Cuentos de verano El pop como parte del paisaje (literalmente) inunda y dota de sentido y sinsentido esta maravillosa trampa que es Aquel querido mes de agosto, supuesto documental de aspecto intrascendente sobre las costumbres de los pueblos del interior portugués que, de manera casi imperceptible, deviene en ficción rohmeriana de amor de verano. Hay que esperar casi una hora de metraje para confirmar la sospecha de que aquéllo que estamos viendo no es lo que parece, y esa invocación a la paciencia es un gran riesgo calculado por el director Miguel Gomes, quien va orquestando (detrás y a veces hasta delante de cámara) los acontecimientos que se suceden como pistas, con un montaje tan pausado como preciso, retratando el calor con frescura.

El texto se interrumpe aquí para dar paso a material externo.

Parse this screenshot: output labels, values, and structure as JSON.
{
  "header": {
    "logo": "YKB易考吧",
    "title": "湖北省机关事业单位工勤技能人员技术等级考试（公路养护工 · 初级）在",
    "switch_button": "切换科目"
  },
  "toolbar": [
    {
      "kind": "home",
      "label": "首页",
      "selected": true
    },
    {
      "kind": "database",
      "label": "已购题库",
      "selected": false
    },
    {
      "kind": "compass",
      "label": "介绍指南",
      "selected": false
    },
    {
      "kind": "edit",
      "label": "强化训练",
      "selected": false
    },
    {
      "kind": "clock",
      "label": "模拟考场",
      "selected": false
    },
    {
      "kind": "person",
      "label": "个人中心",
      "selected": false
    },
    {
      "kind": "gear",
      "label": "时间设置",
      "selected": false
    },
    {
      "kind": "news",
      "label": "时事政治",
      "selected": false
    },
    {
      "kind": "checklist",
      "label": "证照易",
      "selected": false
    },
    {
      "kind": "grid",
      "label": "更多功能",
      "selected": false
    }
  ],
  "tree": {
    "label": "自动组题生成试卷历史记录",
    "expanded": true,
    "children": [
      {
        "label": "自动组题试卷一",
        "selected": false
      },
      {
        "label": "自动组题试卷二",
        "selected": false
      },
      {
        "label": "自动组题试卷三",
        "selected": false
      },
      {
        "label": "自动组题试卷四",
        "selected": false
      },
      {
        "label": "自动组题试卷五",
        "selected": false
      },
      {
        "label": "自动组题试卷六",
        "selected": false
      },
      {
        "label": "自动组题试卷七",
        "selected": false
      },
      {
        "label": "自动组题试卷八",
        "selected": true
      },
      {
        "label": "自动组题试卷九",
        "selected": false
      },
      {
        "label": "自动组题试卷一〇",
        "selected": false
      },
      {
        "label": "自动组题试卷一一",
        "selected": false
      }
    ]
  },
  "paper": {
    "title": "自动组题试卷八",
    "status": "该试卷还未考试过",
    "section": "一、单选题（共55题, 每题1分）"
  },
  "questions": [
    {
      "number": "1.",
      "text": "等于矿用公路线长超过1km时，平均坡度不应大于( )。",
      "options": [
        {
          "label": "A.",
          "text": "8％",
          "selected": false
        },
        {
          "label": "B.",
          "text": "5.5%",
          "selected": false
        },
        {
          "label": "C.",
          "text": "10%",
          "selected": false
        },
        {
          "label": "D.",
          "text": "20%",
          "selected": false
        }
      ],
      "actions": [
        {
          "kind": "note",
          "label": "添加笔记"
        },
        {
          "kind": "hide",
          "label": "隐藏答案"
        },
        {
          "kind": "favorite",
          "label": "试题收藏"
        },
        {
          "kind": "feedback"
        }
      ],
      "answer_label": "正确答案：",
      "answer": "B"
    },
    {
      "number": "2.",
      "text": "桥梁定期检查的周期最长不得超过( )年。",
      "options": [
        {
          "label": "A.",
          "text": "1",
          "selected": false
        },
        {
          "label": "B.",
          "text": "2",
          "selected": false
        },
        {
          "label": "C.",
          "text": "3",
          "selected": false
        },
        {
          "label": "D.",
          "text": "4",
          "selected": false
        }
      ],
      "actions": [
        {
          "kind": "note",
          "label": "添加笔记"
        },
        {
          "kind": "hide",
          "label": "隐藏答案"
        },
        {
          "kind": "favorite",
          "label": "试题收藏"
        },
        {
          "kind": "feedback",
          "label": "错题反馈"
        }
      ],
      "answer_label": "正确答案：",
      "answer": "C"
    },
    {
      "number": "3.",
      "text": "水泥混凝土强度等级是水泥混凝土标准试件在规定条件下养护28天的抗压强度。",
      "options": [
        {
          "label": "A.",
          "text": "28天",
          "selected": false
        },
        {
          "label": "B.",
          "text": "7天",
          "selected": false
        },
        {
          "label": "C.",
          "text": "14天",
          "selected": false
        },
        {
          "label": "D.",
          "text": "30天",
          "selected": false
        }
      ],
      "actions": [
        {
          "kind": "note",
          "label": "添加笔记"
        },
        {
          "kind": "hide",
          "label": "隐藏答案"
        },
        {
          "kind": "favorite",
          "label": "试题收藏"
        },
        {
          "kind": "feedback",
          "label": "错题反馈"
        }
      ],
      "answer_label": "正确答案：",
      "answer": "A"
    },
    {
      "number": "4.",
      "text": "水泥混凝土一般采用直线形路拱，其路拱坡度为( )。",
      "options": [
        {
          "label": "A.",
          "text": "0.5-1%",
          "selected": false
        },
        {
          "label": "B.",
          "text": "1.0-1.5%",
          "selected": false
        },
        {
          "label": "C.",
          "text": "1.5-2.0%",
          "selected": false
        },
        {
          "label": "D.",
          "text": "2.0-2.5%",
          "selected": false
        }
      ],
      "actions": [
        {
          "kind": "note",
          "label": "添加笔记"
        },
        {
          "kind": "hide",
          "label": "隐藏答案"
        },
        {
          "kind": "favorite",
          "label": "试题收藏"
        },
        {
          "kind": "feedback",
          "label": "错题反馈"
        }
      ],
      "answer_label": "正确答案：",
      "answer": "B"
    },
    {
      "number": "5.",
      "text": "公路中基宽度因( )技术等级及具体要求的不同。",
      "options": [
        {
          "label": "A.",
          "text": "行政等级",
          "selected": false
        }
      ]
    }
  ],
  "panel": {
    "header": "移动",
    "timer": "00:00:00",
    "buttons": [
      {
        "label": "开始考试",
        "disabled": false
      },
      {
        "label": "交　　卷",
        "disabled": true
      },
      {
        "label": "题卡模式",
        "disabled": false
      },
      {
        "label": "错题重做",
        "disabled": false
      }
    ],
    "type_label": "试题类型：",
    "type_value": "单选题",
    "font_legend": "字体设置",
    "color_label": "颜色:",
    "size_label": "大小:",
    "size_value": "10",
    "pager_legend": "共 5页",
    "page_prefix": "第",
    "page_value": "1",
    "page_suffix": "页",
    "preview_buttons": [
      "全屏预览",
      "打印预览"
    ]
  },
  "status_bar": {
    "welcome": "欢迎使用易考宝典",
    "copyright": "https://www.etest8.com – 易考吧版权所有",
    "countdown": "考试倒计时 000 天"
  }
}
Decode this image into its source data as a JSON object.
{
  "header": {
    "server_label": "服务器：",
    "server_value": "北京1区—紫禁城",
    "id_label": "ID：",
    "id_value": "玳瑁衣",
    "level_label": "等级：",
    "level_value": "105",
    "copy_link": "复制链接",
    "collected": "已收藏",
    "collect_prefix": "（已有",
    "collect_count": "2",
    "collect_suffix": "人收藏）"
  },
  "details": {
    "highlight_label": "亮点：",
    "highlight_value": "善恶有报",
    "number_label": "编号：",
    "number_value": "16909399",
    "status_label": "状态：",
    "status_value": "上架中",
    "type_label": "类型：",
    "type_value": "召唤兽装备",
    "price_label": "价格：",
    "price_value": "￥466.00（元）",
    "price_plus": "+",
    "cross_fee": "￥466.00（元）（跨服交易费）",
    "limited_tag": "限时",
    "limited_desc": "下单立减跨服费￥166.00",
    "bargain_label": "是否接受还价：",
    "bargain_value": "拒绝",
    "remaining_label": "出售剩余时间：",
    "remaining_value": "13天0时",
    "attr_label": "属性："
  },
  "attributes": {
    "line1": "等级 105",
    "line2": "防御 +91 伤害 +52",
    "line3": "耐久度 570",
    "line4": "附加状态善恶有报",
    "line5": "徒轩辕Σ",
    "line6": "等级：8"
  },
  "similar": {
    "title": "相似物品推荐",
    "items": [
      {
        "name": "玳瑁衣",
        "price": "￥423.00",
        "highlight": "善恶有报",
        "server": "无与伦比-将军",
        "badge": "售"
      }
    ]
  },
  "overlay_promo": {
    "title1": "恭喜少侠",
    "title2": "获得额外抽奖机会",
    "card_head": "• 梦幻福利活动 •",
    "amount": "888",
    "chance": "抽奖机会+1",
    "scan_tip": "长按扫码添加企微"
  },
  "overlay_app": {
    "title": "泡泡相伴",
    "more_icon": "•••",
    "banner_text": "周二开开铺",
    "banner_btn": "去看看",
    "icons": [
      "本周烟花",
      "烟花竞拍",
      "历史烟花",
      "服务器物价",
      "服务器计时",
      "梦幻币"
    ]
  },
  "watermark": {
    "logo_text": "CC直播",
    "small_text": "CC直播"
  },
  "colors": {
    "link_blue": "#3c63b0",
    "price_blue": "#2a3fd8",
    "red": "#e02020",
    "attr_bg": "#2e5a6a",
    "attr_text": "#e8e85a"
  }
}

Y no es tarea sencilla. Un relato fragmentado, relevamiento musical (y cursi) de fiestas populares, viñetas sin conexión aparente, van mutando en melodrama romántico, en un ejercicio de amable deslizamiento. La magia que propone se materializa en planos convencionales, testimoniales, en donde se va colando algún elemento de ficción. Hay más de una gran escena escondida en los límites de esas imágenes simples, y uno descubre la trampa y se deja estafar con gusto. La escena final, con las quejas del sonidista porque el micrófono capta sonidos que no deberían estar allí, es el resumen de la tesis de Gomes: la realidad es inabarcable, pero aquéllo que encontramos cuando salimos a buscarla sigue valiendo la pena.